Dossier : IMM-1206-02

Référence : 2003 CFPI 438

Ottawa (Ontario), le mercredi 16 avril 2003

EN PRÉSENCE DE MADAME LE JUGE DAWSON

ENTRE :

                                                                 SOLOMON ZELEKE

                                                                                                                                                      demandeur

                                                                                   et

                          LE MINISTRE DE LA CITOYENNETÉ ET DE L'IMMIGRATION

                                                                                                                                                        défendeur

                                  MOTIFS DE L'ORDONNANCE ET ORDONNANCE

LE JUGE DAWSON

[1]                 Solomon Zeleke est un citoyen de l'Éthiopie qui a prétendu avoir une crainte fondée de persécution basée sur sa nationalité amhara et sur le fait qu'il soit membre du All Amhara People's Organization ( « AAPO » ). Il demande le contrôle judiciaire de la décision de la Section du statut de réfugié de la Commission de l'immigration et du statut de réfugié ( « SSR » ) selon laquelle il n'est pas un réfugié au sens de la Convention.


HISTORIQUE DES FAITS

[2]                 Selon le formulaire de renseignements personnels (FRP) de M. Zeleke, le gouvernement éthiopien actuel a tué, détenu et torturé des personnages importants de nationalité amhara. Un grand nombre d'Amharas ont été forcés à évacuer différentes régions de l'Éthiopie. Leurs demeures ont été incendiées et leurs biens ont été confisqués.

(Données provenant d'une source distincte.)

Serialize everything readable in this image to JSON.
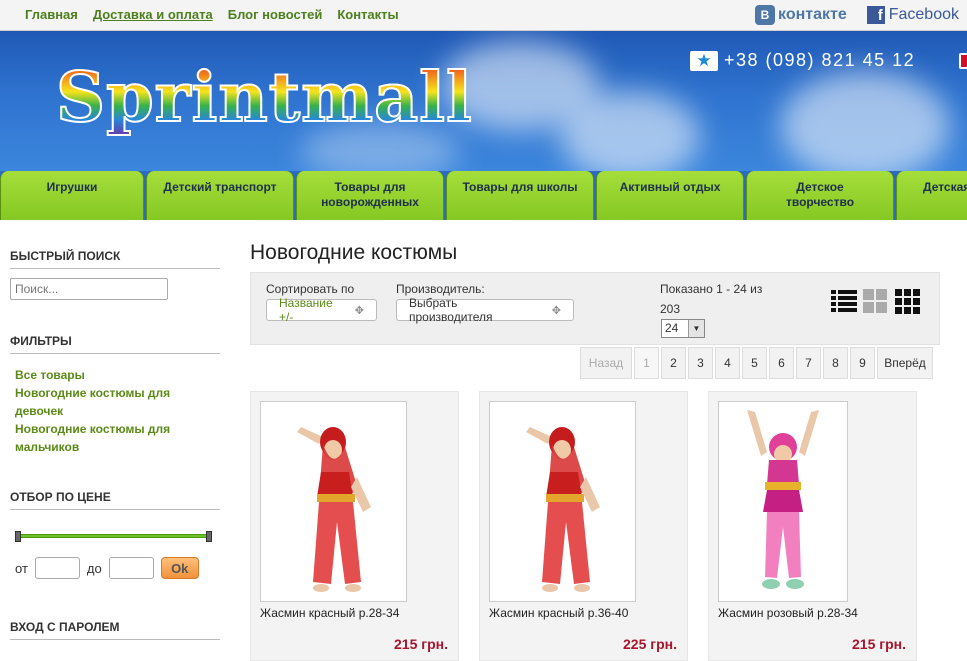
{
  "topnav": [
    "Главная",
    "Доставка и оплата",
    "Блог новостей",
    "Контакты"
  ],
  "social": {
    "vk": "контакте",
    "vk_icon": "В",
    "facebook": "Facebook",
    "facebook_icon": "f"
  },
  "header": {
    "logo": "Sprintmall",
    "phone": "+38 (098) 821 45 12"
  },
  "categories": [
    "Игрушки",
    "Детский транспорт",
    "Товары для новорожденных",
    "Товары для школы",
    "Активный отдых",
    "Детское творчество",
    "Детская"
  ],
  "sidebar": {
    "search_title": "БЫСТРЫЙ ПОИСК",
    "search_placeholder": "Поиск...",
    "filters_title": "ФИЛЬТРЫ",
    "filters": [
      "Все товары",
      "Новогодние костюмы для девочек",
      "Новогодние костюмы для мальчиков"
    ],
    "price_title": "ОТБОР ПО ЦЕНЕ",
    "from": "от",
    "to": "до",
    "ok": "Ok",
    "login_title": "ВХОД С ПАРОЛЕМ"
  },
  "main": {
    "title": "Новогодние костюмы",
    "sort_label": "Сортировать по",
    "sort_value": "Название +/-",
    "maker_label": "Производитель:",
    "maker_value": "Выбрать производителя",
    "shown": "Показано 1 - 24 из",
    "total": "203",
    "per_page": "24"
  },
  "pager": {
    "prev": "Назад",
    "pages": [
      "1",
      "2",
      "3",
      "4",
      "5",
      "6",
      "7",
      "8",
      "9"
    ],
    "current": "1",
    "next": "Вперёд"
  },
  "products": [
    {
      "name": "Жасмин красный р.28-34",
      "price": "215 грн.",
      "color": "red"
    },
    {
      "name": "Жасмин красный р.36-40",
      "price": "225 грн.",
      "color": "red"
    },
    {
      "name": "Жасмин розовый р.28-34",
      "price": "215 грн.",
      "color": "pink"
    }
  ]
}
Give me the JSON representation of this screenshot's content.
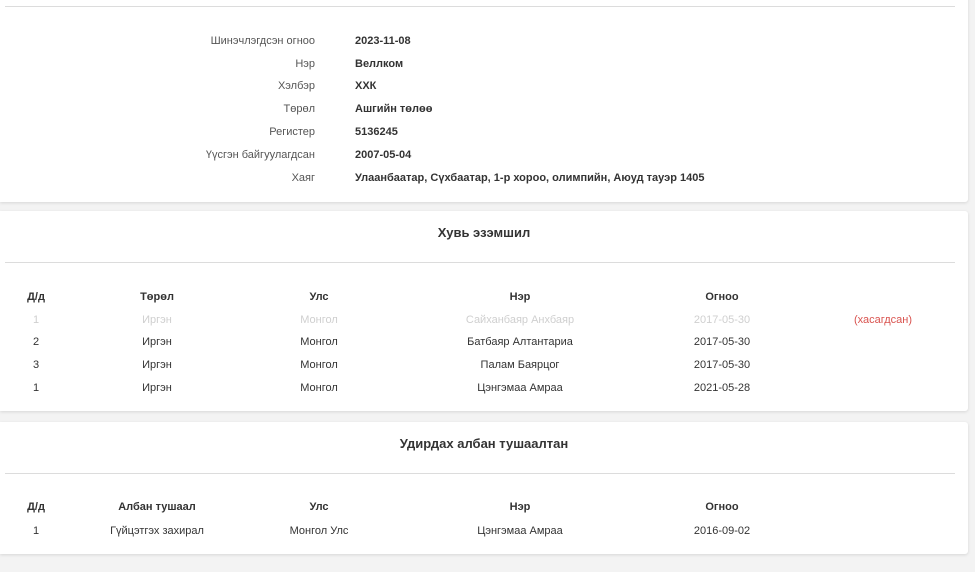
{
  "company": {
    "fields": [
      {
        "label": "Шинэчлэгдсэн огноо",
        "value": "2023-11-08"
      },
      {
        "label": "Нэр",
        "value": "Веллком"
      },
      {
        "label": "Хэлбэр",
        "value": "ХХК"
      },
      {
        "label": "Төрөл",
        "value": "Ашгийн төлөө"
      },
      {
        "label": "Регистер",
        "value": "5136245"
      },
      {
        "label": "Үүсгэн байгуулагдсан",
        "value": "2007-05-04"
      },
      {
        "label": "Хаяг",
        "value": "Улаанбаатар, Сүхбаатар, 1-р хороо, олимпийн, Аюуд тауэр 1405"
      }
    ]
  },
  "ownership": {
    "title": "Хувь эзэмшил",
    "headers": [
      "Д/д",
      "Төрөл",
      "Улс",
      "Нэр",
      "Огноо"
    ],
    "rows": [
      {
        "no": "1",
        "type": "Иргэн",
        "country": "Монгол",
        "name": "Сайханбаяр Анхбаяр",
        "date": "2017-05-30",
        "tag": "(хасагдсан)"
      },
      {
        "no": "2",
        "type": "Иргэн",
        "country": "Монгол",
        "name": "Батбаяр Алтантариа",
        "date": "2017-05-30",
        "tag": ""
      },
      {
        "no": "3",
        "type": "Иргэн",
        "country": "Монгол",
        "name": "Палам Баярцог",
        "date": "2017-05-30",
        "tag": ""
      },
      {
        "no": "1",
        "type": "Иргэн",
        "country": "Монгол",
        "name": "Цэнгэмаа Амраа",
        "date": "2021-05-28",
        "tag": ""
      }
    ],
    "removed_color": "#d9534f"
  },
  "officers": {
    "title": "Удирдах албан тушаалтан",
    "headers": [
      "Д/д",
      "Албан тушаал",
      "Улс",
      "Нэр",
      "Огноо"
    ],
    "rows": [
      {
        "no": "1",
        "position": "Гүйцэтгэх захирал",
        "country": "Монгол Улс",
        "name": "Цэнгэмаа Амраа",
        "date": "2016-09-02"
      }
    ]
  }
}
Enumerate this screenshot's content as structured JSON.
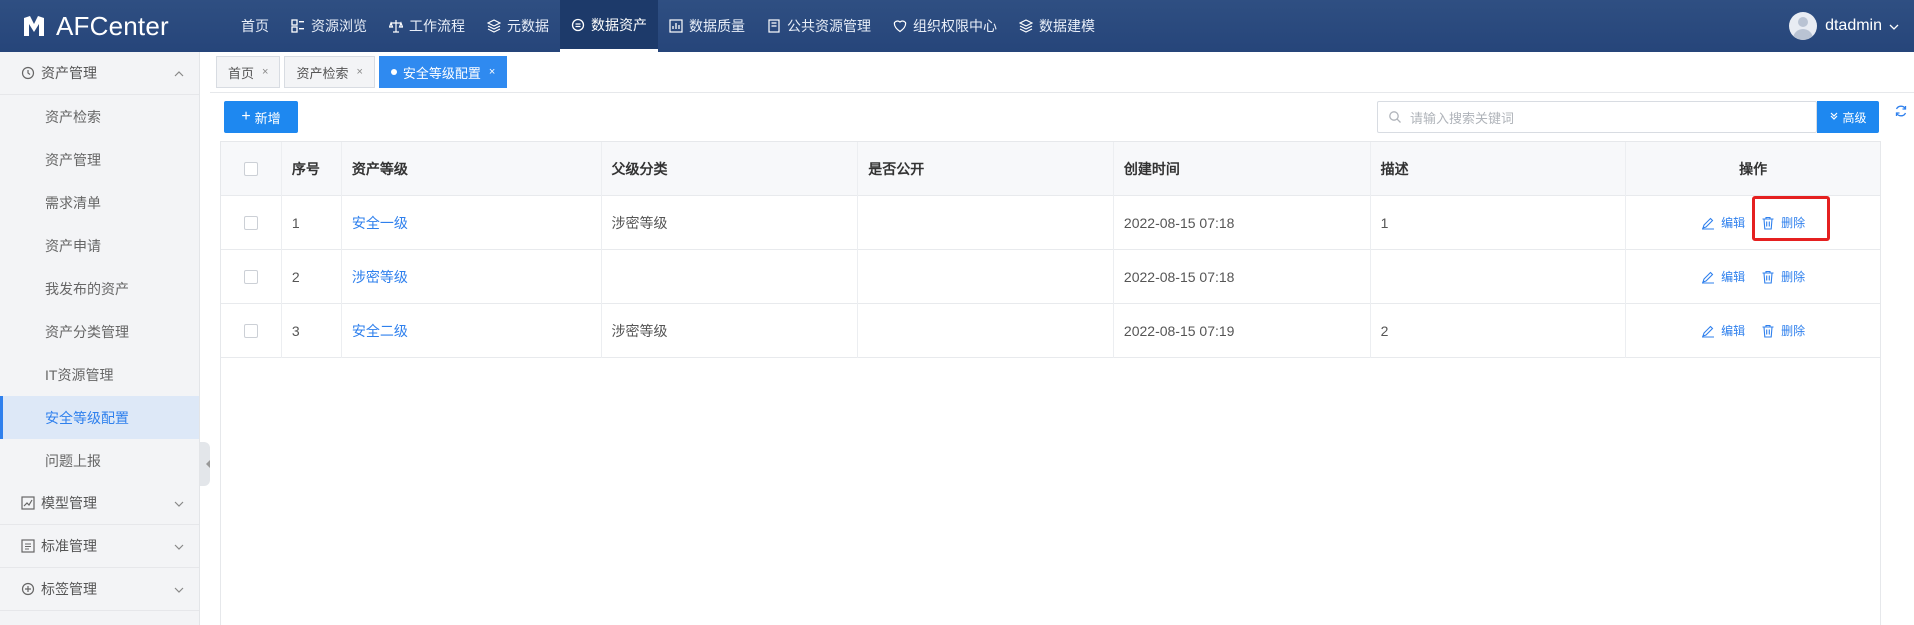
{
  "app": {
    "name": "AFCenter",
    "user": "dtadmin"
  },
  "topnav": [
    {
      "label": "首页",
      "icon": "none"
    },
    {
      "label": "资源浏览",
      "icon": "grid-icon"
    },
    {
      "label": "工作流程",
      "icon": "scale-icon"
    },
    {
      "label": "元数据",
      "icon": "layers-icon"
    },
    {
      "label": "数据资产",
      "icon": "coin-icon",
      "active": true
    },
    {
      "label": "数据质量",
      "icon": "chart-icon"
    },
    {
      "label": "公共资源管理",
      "icon": "doc-icon"
    },
    {
      "label": "组织权限中心",
      "icon": "shield-icon"
    },
    {
      "label": "数据建模",
      "icon": "stack-icon"
    }
  ],
  "sidebar": {
    "groups": [
      {
        "label": "资产管理",
        "expanded": true,
        "items": [
          "资产检索",
          "资产管理",
          "需求清单",
          "资产申请",
          "我发布的资产",
          "资产分类管理",
          "IT资源管理",
          "安全等级配置",
          "问题上报"
        ]
      },
      {
        "label": "模型管理",
        "expanded": false
      },
      {
        "label": "标准管理",
        "expanded": false
      },
      {
        "label": "标签管理",
        "expanded": false
      }
    ],
    "active_item": "安全等级配置"
  },
  "tabs": [
    {
      "label": "首页",
      "close": "×"
    },
    {
      "label": "资产检索",
      "close": "×"
    },
    {
      "label": "安全等级配置",
      "close": "×",
      "active": true
    }
  ],
  "toolbar": {
    "add_label": "新增",
    "search_placeholder": "请输入搜索关键词",
    "advanced_label": "高级"
  },
  "table": {
    "columns": [
      "序号",
      "资产等级",
      "父级分类",
      "是否公开",
      "创建时间",
      "描述",
      "操作"
    ],
    "rows": [
      {
        "no": "1",
        "level": "安全一级",
        "parent": "涉密等级",
        "public": "",
        "created": "2022-08-15 07:18",
        "desc": "1"
      },
      {
        "no": "2",
        "level": "涉密等级",
        "parent": "",
        "public": "",
        "created": "2022-08-15 07:18",
        "desc": ""
      },
      {
        "no": "3",
        "level": "安全二级",
        "parent": "涉密等级",
        "public": "",
        "created": "2022-08-15 07:19",
        "desc": "2"
      }
    ],
    "ops": {
      "edit": "编辑",
      "delete": "删除"
    }
  },
  "colors": {
    "primary": "#1e88f0",
    "nav_bg": "#2f4f82",
    "highlight": "#e52020"
  }
}
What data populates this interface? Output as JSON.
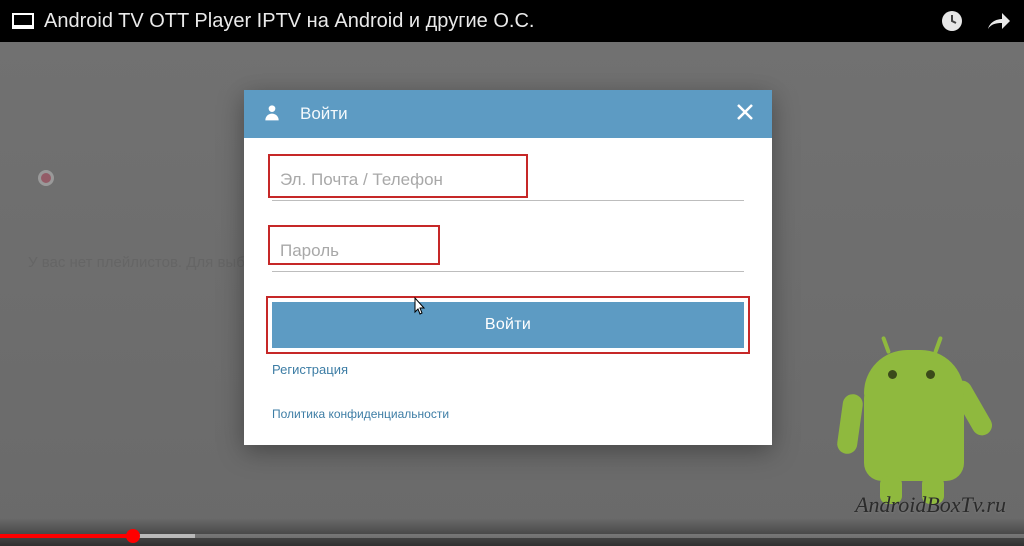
{
  "titlebar": {
    "title": "Android TV OTT Player IPTV на Android и другие О.С."
  },
  "background": {
    "playlist_hint": "У вас нет плейлистов. Для выб"
  },
  "modal": {
    "header_title": "Войти",
    "email_placeholder": "Эл. Почта / Телефон",
    "password_placeholder": "Пароль",
    "login_button": "Войти",
    "register_link": "Регистрация",
    "privacy_link": "Политика конфиденциальности"
  },
  "watermark": "AndroidBoxTv.ru",
  "progress": {
    "played_percent": 13,
    "buffered_percent": 19
  },
  "colors": {
    "modal_accent": "#5d9bc3",
    "highlight_red": "#c62828",
    "youtube_red": "#ff0000",
    "android_green": "#8fb93e"
  }
}
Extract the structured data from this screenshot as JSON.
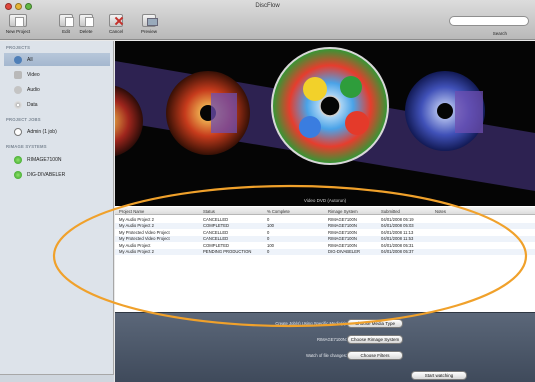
{
  "window": {
    "title": "DiscFlow",
    "search_label": "Search",
    "traffic_colors": {
      "close": "#e0473c",
      "minimize": "#e5b433",
      "zoom": "#62b843"
    }
  },
  "toolbar": {
    "new_project": "New Project",
    "edit": "Edit",
    "delete": "Delete",
    "cancel": "Cancel",
    "preview": "Preview"
  },
  "sidebar": {
    "projects_header": "PROJECTS",
    "projects": [
      {
        "label": "All",
        "icon": "all-icon"
      },
      {
        "label": "Video",
        "icon": "video-icon"
      },
      {
        "label": "Audio",
        "icon": "audio-icon"
      },
      {
        "label": "Data",
        "icon": "disc-icon"
      }
    ],
    "project_jobs_header": "PROJECT JOBS",
    "jobs": [
      {
        "label": "Admin (1 job)",
        "icon": "clock-icon"
      }
    ],
    "rimage_header": "RIMAGE SYSTEMS",
    "systems": [
      {
        "label": "RIMAGE7100N",
        "icon": "status-green-icon"
      },
      {
        "label": "DIG-DIVABELER",
        "icon": "status-green-icon"
      }
    ]
  },
  "banner": {
    "caption": "Video DVD (Autorun)"
  },
  "table": {
    "columns": [
      "Project Name",
      "Status",
      "% Complete",
      "Rimage System",
      "Submitted",
      "Notes"
    ],
    "rows": [
      [
        "My Audio Project 2",
        "CANCELLED",
        "0",
        "RIMAGE7100N",
        "04/01/2008 05:19",
        ""
      ],
      [
        "My Audio Project 2",
        "COMPLETED",
        "100",
        "RIMAGE7100N",
        "04/01/2008 05:03",
        ""
      ],
      [
        "My Protected Video Project",
        "CANCELLED",
        "0",
        "RIMAGE7100N",
        "04/01/2008 11:13",
        ""
      ],
      [
        "My Protected Video Project",
        "CANCELLED",
        "0",
        "RIMAGE7100N",
        "04/01/2008 11:53",
        ""
      ],
      [
        "My Audio Project",
        "COMPLETED",
        "100",
        "RIMAGE7100N",
        "04/01/2008 05:31",
        ""
      ],
      [
        "My Audio Project 2",
        "PENDING PRODUCTION",
        "0",
        "DIG-DIVABELER",
        "04/01/2008 05:37",
        ""
      ]
    ]
  },
  "options": {
    "label_1": "Create Job(s) Using Specific Media(s):",
    "button_1": "Choose Media Type",
    "label_2": "RIMAGE7100N:",
    "button_2": "Choose Rimage System",
    "label_3": "Watch of file changes:",
    "button_3": "Choose Filters",
    "submit": "Start watching"
  },
  "annotation_color": "#f0a12b"
}
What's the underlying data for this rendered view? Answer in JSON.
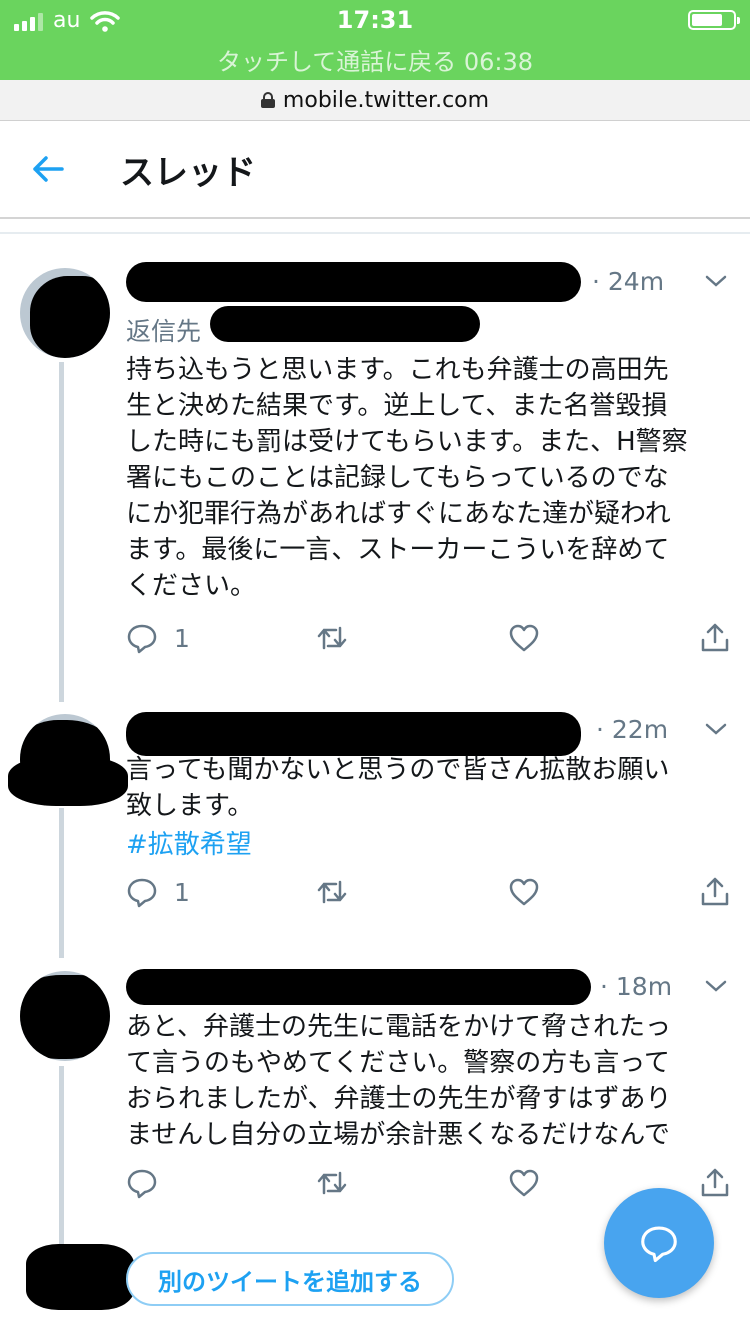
{
  "status_bar": {
    "carrier": "au",
    "time": "17:31",
    "call_banner": "タッチして通話に戻る 06:38"
  },
  "browser": {
    "url": "mobile.twitter.com"
  },
  "header": {
    "title": "スレッド"
  },
  "tweets": [
    {
      "timestamp": "· 24m",
      "reply_prefix": "返信先",
      "text": "持ち込もうと思います。これも弁護士の高田先\n生と決めた結果です。逆上して、また名誉毀損\nした時にも罰は受けてもらいます。また、H警察\n署にもこのことは記録してもらっているのでな\nにか犯罪行為があればすぐにあなた達が疑われ\nます。最後に一言、ストーカーこういを辞めて\nください。",
      "reply_count": "1"
    },
    {
      "timestamp": "· 22m",
      "text": "言っても聞かないと思うので皆さん拡散お願い\n致します。",
      "hashtag": "#拡散希望",
      "reply_count": "1"
    },
    {
      "timestamp": "· 18m",
      "text": "あと、弁護士の先生に電話をかけて脅されたっ\nて言うのもやめてください。警察の方も言って\nおられましたが、弁護士の先生が脅すはずあり\nませんし自分の立場が余計悪くなるだけなんで",
      "reply_count": ""
    }
  ],
  "composer": {
    "add_tweet_label": "別のツイートを追加する"
  },
  "colors": {
    "accent": "#1da1f2",
    "status_green": "#6ad45e",
    "fab": "#48a4ef"
  },
  "icons": [
    "back-arrow-icon",
    "chevron-down-icon",
    "reply-icon",
    "retweet-icon",
    "like-icon",
    "share-icon",
    "compose-icon",
    "lock-icon",
    "wifi-icon",
    "signal-icon",
    "battery-icon"
  ]
}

[3]                 M. Zeleke dit également dans son FRP que le AAPO est une formation politique qui utilise tous les moyens permis par la loi pour protéger les droits du peuple amhara, pour exposer ses souffrances et pour faire connaître au reste du monde les mauvais traitements, les tueries et les détentions que subit le peuple amhara. M. Zeleke dit qu'il est devenu membre à part entière du AAPO en mars 2000 et a travaillé en tant que président du comité de propagande pour le secteur régional de Nazret. Il avait comme tâche d'exposer la politique du gouvernement, de recruter de nouveaux membres, de mobiliser les gens pour des manifestations, de rédiger des documents distribués par le AAPO ainsi que de distribuer ces documents à des agences internationales.


[4]                 Entre janvier 1995 et mars 2001, moment où il a quitté l'Éthiopie, M. Zeleke a été arrêté et détenu 14 fois. Il dit dans son FRP que lors de certaines de ces détentions, il a été interrogé et torturé. Selon son témoignage devant la SSR, plusieurs de ces arrestations étaient attribuables à ses origines ethniques. Dans un deuxième récit soumis à la SSR, M. Zeleke a dit qu'il avait été blâmé et arrêté pour le sabotage du système d'égout et d'approvisionnement en eau. M. Zeleke détient un diplôme en génie hydro-économique de l'Université à Addis-Abeba en Éthiopie. Depuis août 1986, il a travaillé pour le gouvernement au service de la construction de réseaux d'adduction d'eau et, depuis mai 1998, au service d'eau et d'égouts. Au moment où il a quitté l'Éthiopie, M. Zeleke dirigeait l'agence d'approvisionnement en eau pour la région de Oromia à Nazret.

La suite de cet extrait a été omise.